Some studies have shown that altering the formulation of acetyl hexapeptide-8 can enhance penetration. Hoppel et al. demonstrated that formulations of the peptide, especially in a water-oil-water (W/O/W emulsion [as compared with O/W and W/O emulsions] can increase penetration into the stratum corneum in porcine skin.7 Notably, this is still very superficial relative to the dermis and muscles. Irrespective of formulation, studies have shown that Argireline barely penetrates the stratum corneum, let alone the dermis. Therefore, I would give pause to attributing any clinical impact or benefit of Argireline to its neurotoxinlike effects measured in vitro.
Conclusion
Despite the growing popularity of this ingredient in cosmeceuticals and the praise it gets in media for acting as a topical neurotoxin, there are no rigorous clinical trials or data demonstrating its efficacy in suppressing dynamic facial wrinkles like BoNT does. Most importantly, without penetration into the stratum corneum and deeper layers of the skin, it seems unlikely that Argireline’s clinical benefit derives from a neurotoxiclike mechanism of action. It seems more likely that the Argireline-containing product enhances hydration or imparts some other quality to the skin surface. While there is certainly great appeal for a neurotoxinlike product without injections, I do not believe this ingredient will replace injections of BoNT in the foreseeable future, or at least until scientists can figure out how to enable these products to penetrate into the deeper layers of the skin.
Dr. Goldman is a dermatologist in private practice in Miami and specializes in cosmetic and general dermatology. She practices at Baumann Cosmetic & Research Institute and is also opening a general dermatology practice. Dr. Goldman has no relevant disclosures. Write to her at dermnews@mdedge.com or message her on Instagram @DrChloeGoldman.
References
1. Reddy BY et al. Exp Dermatol. 2012 Aug;21(8):569-75.
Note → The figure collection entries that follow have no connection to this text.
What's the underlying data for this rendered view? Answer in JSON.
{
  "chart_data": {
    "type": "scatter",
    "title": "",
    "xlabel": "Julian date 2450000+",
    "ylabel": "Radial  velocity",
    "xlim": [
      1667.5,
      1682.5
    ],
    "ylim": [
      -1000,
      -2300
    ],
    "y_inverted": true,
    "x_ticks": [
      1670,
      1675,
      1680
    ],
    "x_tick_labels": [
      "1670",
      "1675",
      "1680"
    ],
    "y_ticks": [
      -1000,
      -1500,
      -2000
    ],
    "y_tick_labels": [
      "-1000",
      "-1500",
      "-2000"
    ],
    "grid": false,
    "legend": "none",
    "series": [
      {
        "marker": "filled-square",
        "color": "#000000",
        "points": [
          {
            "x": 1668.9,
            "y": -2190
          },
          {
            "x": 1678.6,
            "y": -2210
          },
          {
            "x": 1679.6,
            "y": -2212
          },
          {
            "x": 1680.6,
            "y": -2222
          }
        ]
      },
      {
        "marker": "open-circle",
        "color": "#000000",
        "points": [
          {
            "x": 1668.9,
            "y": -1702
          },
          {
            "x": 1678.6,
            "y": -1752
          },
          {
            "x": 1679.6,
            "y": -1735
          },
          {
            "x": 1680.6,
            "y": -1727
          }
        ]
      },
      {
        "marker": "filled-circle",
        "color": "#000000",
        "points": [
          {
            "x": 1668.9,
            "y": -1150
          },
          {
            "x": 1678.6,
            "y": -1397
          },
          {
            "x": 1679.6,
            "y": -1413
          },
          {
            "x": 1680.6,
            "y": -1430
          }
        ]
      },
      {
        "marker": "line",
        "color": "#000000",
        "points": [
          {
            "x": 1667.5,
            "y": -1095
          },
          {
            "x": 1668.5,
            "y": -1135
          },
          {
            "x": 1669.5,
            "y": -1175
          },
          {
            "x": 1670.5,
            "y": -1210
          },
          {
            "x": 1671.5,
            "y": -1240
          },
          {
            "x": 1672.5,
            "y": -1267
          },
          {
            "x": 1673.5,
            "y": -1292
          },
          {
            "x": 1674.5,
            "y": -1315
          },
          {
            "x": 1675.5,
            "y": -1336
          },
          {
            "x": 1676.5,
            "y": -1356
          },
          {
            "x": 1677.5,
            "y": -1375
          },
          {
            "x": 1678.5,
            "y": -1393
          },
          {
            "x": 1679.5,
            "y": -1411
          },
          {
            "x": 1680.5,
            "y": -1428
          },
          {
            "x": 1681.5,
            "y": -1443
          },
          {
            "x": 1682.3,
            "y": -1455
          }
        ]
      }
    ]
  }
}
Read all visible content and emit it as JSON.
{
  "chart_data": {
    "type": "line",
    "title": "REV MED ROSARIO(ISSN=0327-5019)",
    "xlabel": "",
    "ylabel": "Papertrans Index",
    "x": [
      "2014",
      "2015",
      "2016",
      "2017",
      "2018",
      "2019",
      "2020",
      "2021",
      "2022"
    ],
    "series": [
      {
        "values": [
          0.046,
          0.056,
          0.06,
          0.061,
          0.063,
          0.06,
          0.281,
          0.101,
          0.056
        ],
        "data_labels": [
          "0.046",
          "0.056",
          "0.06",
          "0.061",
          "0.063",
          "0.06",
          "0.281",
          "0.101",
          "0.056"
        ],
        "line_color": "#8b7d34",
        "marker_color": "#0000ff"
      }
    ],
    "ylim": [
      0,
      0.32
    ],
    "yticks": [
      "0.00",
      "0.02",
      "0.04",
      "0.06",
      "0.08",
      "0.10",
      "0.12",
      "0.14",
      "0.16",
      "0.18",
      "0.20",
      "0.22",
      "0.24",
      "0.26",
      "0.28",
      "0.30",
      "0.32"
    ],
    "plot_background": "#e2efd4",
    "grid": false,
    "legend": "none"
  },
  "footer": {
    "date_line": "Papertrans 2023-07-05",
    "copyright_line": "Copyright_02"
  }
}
2. Blanes-Mira C et al. Int J Cosmet Sci. 2002 Oct;24(5):303-10.
3. Wang Y et al. J Cosmet Laser Ther. 2013 Aug;15(4):237-41.
4. Wang Y et al. J Cosmet Laser Ther. 2013;14(2):147-53.
5. Raikou V et al. J Cosmet Dermatol. 2017 Jun;16(2):271-8.
6. Kraeling ME et al. Cutan Ocul Toxicol. 2015 Mar;34(1):46-52.
7. Hoppel M et al. Eur J Pharm Sci. 2015 Feb 20;68:27-35.